In fact, new vegetation has already sprung up. That’s because the winter brought much-needed moisture to the drought-stricken West, despite an unusually warm winter.
Scott McLean, a spokesperson for the California Department of Forestry and Fire Protection (Cal Fire), explained that the precipitation spurred fast-growing grasses and shrubs. The searing, record-setting heat that followed this year dried out plants, leaving many parts of the West coated in tinder.
In California, fires have already burned more land and Cal Fire has initiated 200 more fire responses now than it did at the same point last year.
The NIFC reports that Utah, Nevada, Idaho, Oregon, Washington, and California all face “above normal” fire risks throughout much of their territories, as this map shows:
There are still drought conditions in Colorado, Utah, and Arizona that will likely persist even after seasonal rains, and lightning from the storms threatens to ignite new wildfires. Fire risks are lower in northern Montana and Washington state due to a wet spring.
As with last year, the fire potential will increase in the early fall along coastal Oregon and California as fast-moving seasonal winds pick up.
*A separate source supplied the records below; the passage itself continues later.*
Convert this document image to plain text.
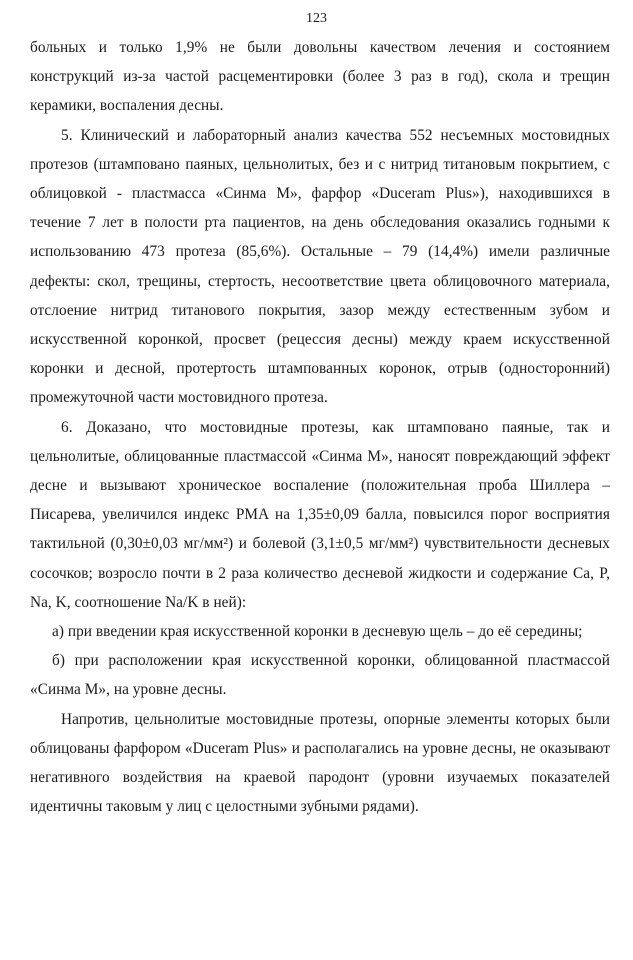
123

больных и только 1,9% не были довольны качеством лечения и состоянием конструкций из-за частой расцементировки (более 3 раз в год), скола и трещин керамики, воспаления десны.

5. Клинический и лабораторный анализ качества 552 несъемных мостовидных протезов (штамповано паяных, цельнолитых, без и с нитрид титановым покрытием, с облицовкой - пластмасса «Синма М», фарфор «Duceram Plus»), находившихся в течение 7 лет в полости рта пациентов, на день обследования оказались годными к использованию 473 протеза (85,6%). Остальные – 79 (14,4%) имели различные дефекты: скол, трещины, стертость, несоответствие цвета облицовочного материала, отслоение нитрид титанового покрытия, зазор между естественным зубом и искусственной коронкой, просвет (рецессия десны) между краем искусственной коронки и десной, протертость штампованных коронок, отрыв (односторонний) промежуточной части мостовидного протеза.

6. Доказано, что мостовидные протезы, как штамповано паяные, так и цельнолитые, облицованные пластмассой «Синма М», наносят повреждающий эффект десне и вызывают хроническое воспаление (положительная проба Шиллера – Писарева, увеличился индекс PMA на 1,35±0,09 балла, повысился порог восприятия тактильной (0,30±0,03 мг/мм²) и болевой (3,1±0,5 мг/мм²) чувствительности десневых сосочков; возросло почти в 2 раза количество десневой жидкости и содержание Ca, P, Na, K, соотношение Na/K в ней):

а) при введении края искусственной коронки в десневую щель – до её середины;

б) при расположении края искусственной коронки, облицованной пластмассой «Синма М», на уровне десны.

Напротив, цельнолитые мостовидные протезы, опорные элементы которых были облицованы фарфором «Duceram Plus» и располагались на уровне десны, не оказывают негативного воздействия на краевой пародонт (уровни изучаемых показателей идентичны таковым у лиц с целостными зубными рядами).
Even as we get better at fighting wildfires, they’re becoming more costly and dangerous
Firefighters are trying to apply some of the lessons learned from last year’s blazes. Cal Fire says it has managed to contain the vast majority of fires in its jurisdiction to less than 10 acres. But with more development in fire-prone regions, it’s getting harder to balance the demands to protect property against the need for the land to burn.
Fire officials are working with communities to explain why controlled burns are a necessary step to prevent more dangerous fires, but it makes homeowners antsy. “When you put fire on the ground, people get a little concerned,” said Cal Fire’s McLean. “It’s still an education process.”
It would also help to have policies that discourage building in the highest-risk areas. That’s difficult when the population is growing in many parts of the West and some of the cheapest land for new housing is in those regions poised to burn.
So far, this year, it seems that many of the same mistakes that have put people at risk are being repeated. In California, some residents are rebuilding in the same fire zones where homes burned last year, spurred in part by insurance payouts.
Correction: An earlier version of this article said referred to the Substation Fire as being in Southern Oregon. The fire is in the northern part of the state.